CI/CD Integration: Experience with modern CI/CD patterns (such as GitLab CI or GitHub Actions) for automating software and model delivery loops.
AI Tooling & Development: Proficient in leveraging day-to-day AI tools and ecosystems (e.g., Claude, Gemini, MCPs, custom skills, and markdown formatting) to generate, review, and test code dynamically within your development cycle.
Preferred Qualifications
Strong GCP ecosystem experience.
Background in data science or deep learning workflows.
Cybersecurity domain knowledge.
Our Commitment
We’re trailblazers that dream big, take risks, and challenge cybersecurity’s status quo. It’s simple: we can’t accomplish our mission without diverse teams innovating, together.
We are committed to providing reasonable accommodations for all qualified individuals with a disability. If you require assistance or accommodation due to a disability or special need, please contact us at accommodations@paloaltonetworks.com.

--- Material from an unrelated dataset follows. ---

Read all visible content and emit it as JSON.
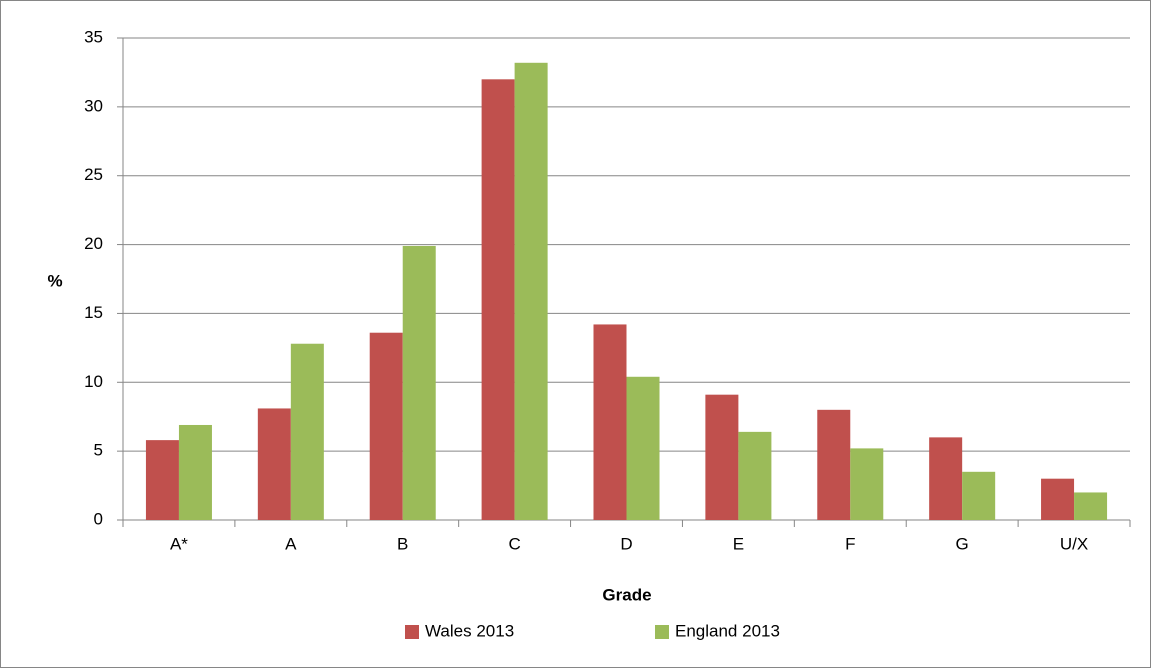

Palo Alto Networks is an equal opportunity employer. We celebrate diversity in our workplace, and all qualified applicants will receive consideration for employment without regard to age, ancestry, color, family or medical care leave, gender identity or expression, genetic information, marital status, medical condition, national origin, physical or mental disability, political affiliation, protected veteran status, race, religion, sex (including pregnancy), sexual orientation, or other legally protected characteristics.
All your information will be kept confidential according to EEO guidelines.
Is role eligible for Immigration Sponsorship? No. Please note that we will not sponsor applicants for work visas for this position.